If you don’t have a grill, these can also be baked in the oven on a sheet pan at 375 F degrees (and until the thermometer reaches and internal temperature of 185 F.Turn wings half way through cooking.).
Ingredients  make rosemary lemon garlic barbecue chicken wings
2 lbs of chicken wings (keep in fridge until marinade is ready and then back in the fridge until ready to cook.)
The juice of 3- 4 large lemons or approx. ¾ – 1 cup of fresh squeezed lemon juice
3-4 cloves of fresh garlic minced
3-4Â springs of fresh Rosemary
1 tsp salt and pepper to taste
1/4 cup olive oil in a large measuring cup
Plastic seal-able bag
Gather ingredients, and squeeze lemon halves into the olive oil. It helps to place a small strainer over the olive oil to catch any seeds. Double or triple the amount of lemons if you like a stronger citrus flavor.

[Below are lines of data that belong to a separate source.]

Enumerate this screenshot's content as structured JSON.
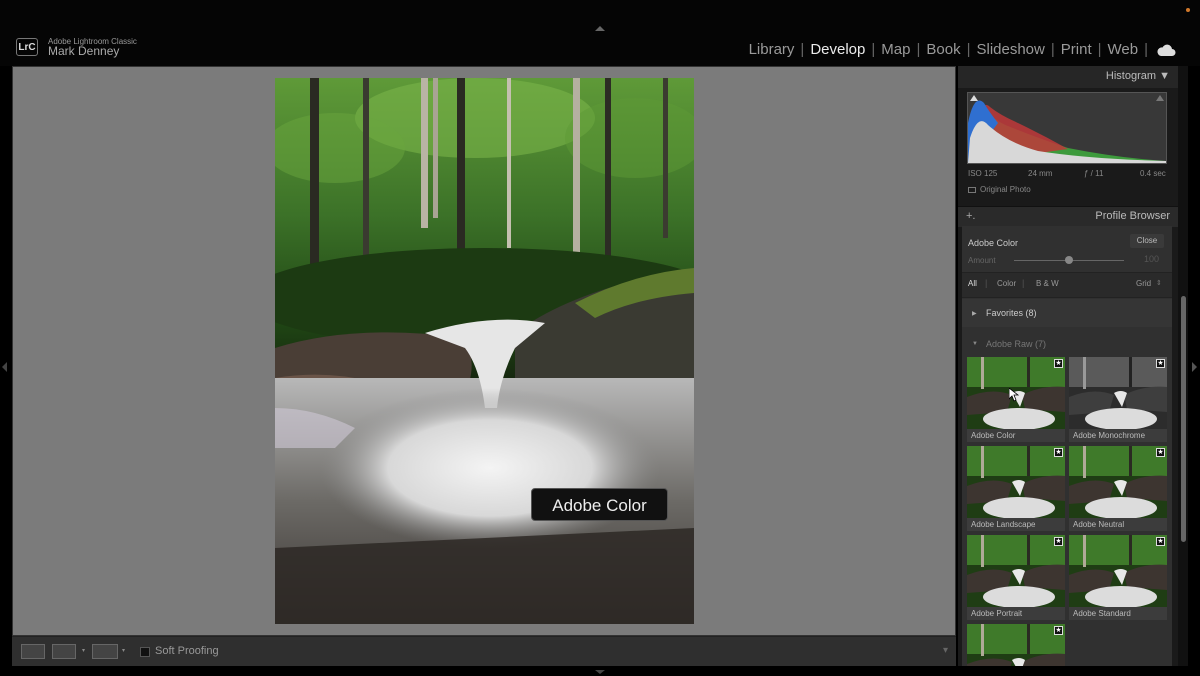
{
  "app": {
    "logo": "LrC",
    "name": "Adobe Lightroom Classic",
    "user": "Mark Denney"
  },
  "modules": [
    {
      "label": "Library",
      "active": false
    },
    {
      "label": "Develop",
      "active": true
    },
    {
      "label": "Map",
      "active": false
    },
    {
      "label": "Book",
      "active": false
    },
    {
      "label": "Slideshow",
      "active": false
    },
    {
      "label": "Print",
      "active": false
    },
    {
      "label": "Web",
      "active": false
    }
  ],
  "tooltip": "Adobe Color",
  "toolbar": {
    "soft_proofing": "Soft Proofing"
  },
  "histogram": {
    "title": "Histogram",
    "iso": "ISO 125",
    "focal": "24 mm",
    "aperture": "ƒ / 11",
    "shutter": "0.4 sec",
    "original_photo": "Original Photo"
  },
  "profile_browser": {
    "add": "+.",
    "title": "Profile Browser",
    "selected": "Adobe Color",
    "close": "Close",
    "amount_label": "Amount",
    "amount_value": "100",
    "amount_fraction": 0.5,
    "filters": [
      "All",
      "Color",
      "B & W"
    ],
    "view": "Grid",
    "favorites": "Favorites (8)",
    "group": "Adobe Raw (7)",
    "profiles": [
      {
        "label": "Adobe Color",
        "mono": false
      },
      {
        "label": "Adobe Monochrome",
        "mono": true
      },
      {
        "label": "Adobe Landscape",
        "mono": false
      },
      {
        "label": "Adobe Neutral",
        "mono": false
      },
      {
        "label": "Adobe Portrait",
        "mono": false
      },
      {
        "label": "Adobe Standard",
        "mono": false
      },
      {
        "label": "",
        "mono": false
      }
    ]
  },
  "colors": {
    "panel": "#1a1a1a",
    "canvas": "#7b7b7b",
    "accent_dot": "#d0782a"
  }
}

Chop rosemary and mince garlic cloves finely then put into olive oil. Pour the mixture into a non-reactive pan and heat on low, until the mixture is warmed through stirring occasionally. Don’t let it boil. Heating the oil helps release the flavors into the oil and you should start to smell the aroma of the garlic and rosemary. Remove from heat and let the marinade sit until cool. Once cooled, pour the marinade over the chicken wings into a plastic bag, and let the marinade and chicken rest for a few hours in the refrigerator until you’re ready to cook them. Always follow safe procedures for handling of raw chicken.
Remove the wings from the marinade, place on a wire rack and let it the excess oil drip off before cooking. Discard the bag and any left over marinade, don’t reuse it. If you want to baste your chicken while cooking, make fresh marinade in a clean container to use. Cook your wings until the internal temperature is 185 degrees Fahrenheit or greater and juices run clear. We cooked ours on our Pit Barrel cooker which we love. We have an Electrolight torch which makes it so easy to light!

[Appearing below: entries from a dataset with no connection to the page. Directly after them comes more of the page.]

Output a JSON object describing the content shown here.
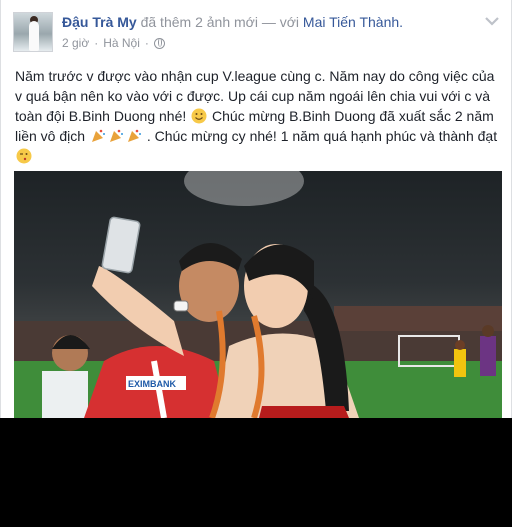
{
  "post": {
    "author": "Đậu Trà My",
    "action": "đã thêm 2 ảnh mới",
    "separator": "— với",
    "tagged": "Mai Tiến Thành.",
    "time": "2 giờ",
    "dot": "·",
    "location": "Hà Nội",
    "privacy_icon": "globe-icon",
    "menu_icon": "chevron-down-icon",
    "text_part1": "Năm trước v được vào nhận cup V.league cùng c. Năm nay do công việc của v quá bận nên ko vào với c được. Up cái cup năm ngoái lên chia vui với c và toàn đội B.Binh Duong nhé!",
    "text_part2": " Chúc mừng B.Binh Duong đã xuất sắc 2 năm liền vô địch",
    "text_part3": ". Chúc mừng cy nhé! 1 năm quá hạnh phúc và thành đạt",
    "photo_banner_text": "EXIMBANK"
  },
  "colors": {
    "link": "#365899",
    "meta": "#90949c",
    "text": "#1d2129",
    "background": "#000000"
  }
}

We loved how the lemon rosemary garlic barbecue chicken wings turned out,they are so good the next day on a salad too!
I have a few other of our favorite recipes below that are great for sides and desserts to go with the chicken!
Pickled beets are always a favorite around our house all year round, but when we can make them ourselves from our own garden, they are even better. You can find that recipe here.

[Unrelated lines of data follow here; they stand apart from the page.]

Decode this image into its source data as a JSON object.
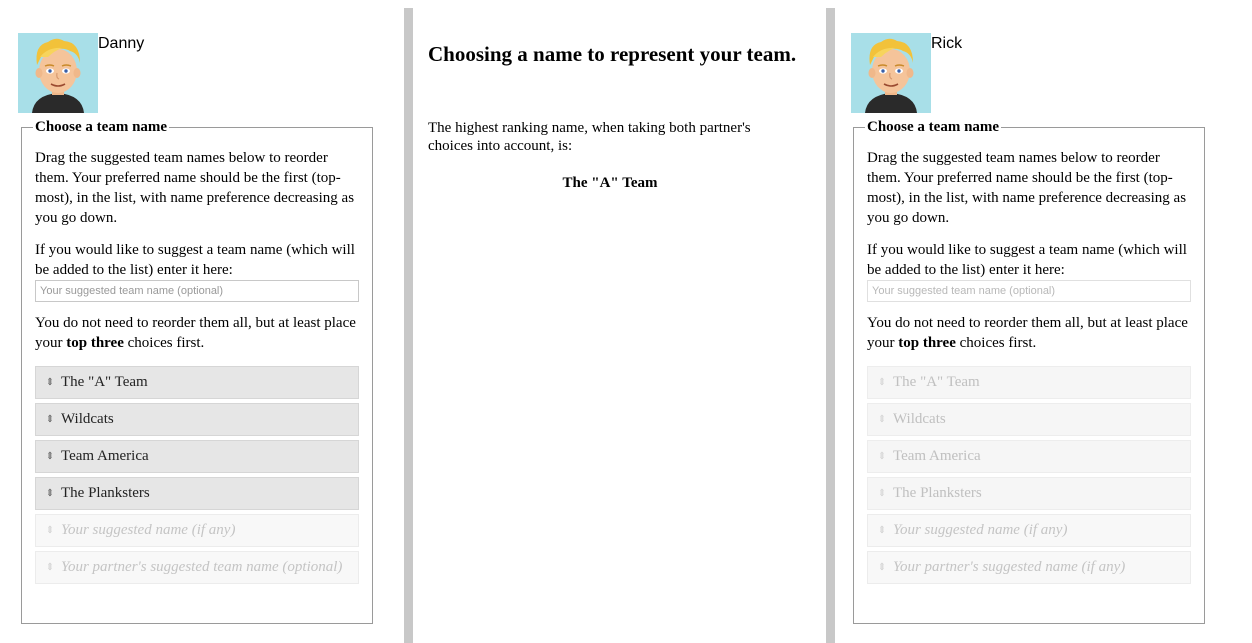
{
  "left_panel": {
    "player_name": "Danny",
    "legend": "Choose a team name",
    "instructions": "Drag the suggested team names below to reorder them. Your preferred name should be the first (top-most), in the list, with name preference decreasing as you go down.",
    "suggest_prompt": "If you would like to suggest a team name (which will be added to the list) enter it here:",
    "suggest_placeholder": "Your suggested team name (optional)",
    "reorder_note_before": "You do not need to reorder them all, but at least place your ",
    "reorder_note_bold": "top three",
    "reorder_note_after": " choices first.",
    "team_names": [
      "The \"A\" Team",
      "Wildcats",
      "Team America",
      "The Planksters",
      "Your suggested name (if any)",
      "Your partner's suggested team name (optional)"
    ]
  },
  "middle_panel": {
    "title": "Choosing a name to represent your team.",
    "description": "The highest ranking name, when taking both partner's choices into account, is:",
    "result": "The \"A\" Team"
  },
  "right_panel": {
    "player_name": "Rick",
    "legend": "Choose a team name",
    "instructions": "Drag the suggested team names below to reorder them. Your preferred name should be the first (top-most), in the list, with name preference decreasing as you go down.",
    "suggest_prompt": "If you would like to suggest a team name (which will be added to the list) enter it here:",
    "suggest_placeholder": "Your suggested team name (optional)",
    "reorder_note_before": "You do not need to reorder them all, but at least place your ",
    "reorder_note_bold": "top three",
    "reorder_note_after": " choices first.",
    "team_names": [
      "The \"A\" Team",
      "Wildcats",
      "Team America",
      "The Planksters",
      "Your suggested name (if any)",
      "Your partner's suggested name (if any)"
    ]
  },
  "icons": {
    "sort": "up-down-arrows-icon",
    "avatar": "cartoon-blond-man-avatar"
  },
  "colors": {
    "divider": "#c8c8c8",
    "item_bg": "#e6e6e6",
    "item_disabled_bg": "#f6f6f6",
    "avatar_bg": "#a8dfe8",
    "hair": "#f2c23a",
    "shirt": "#2a2a2a"
  }
}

We love this fast and easy cold pasta salad filled with garden goodies. This is great as a main dish too for a simple meal.
Homemade bakes beans are always a treat, and we also love fried green tomatoes as a side dish (it’s also a great way to use up those unripe tomatoes at the end of the summer!).
And for desert to go with your lemon rosemary garlic barbecue chicken wings, you can always make a rustic cherry tart, or an apple crumble, and don’t forget about everyone’s favorite…S’mores!
Even though summer is slowly drawing to a close, I like to hold onto that summertime feel as long as we can. We try to grill until it gets too cold to stand outside!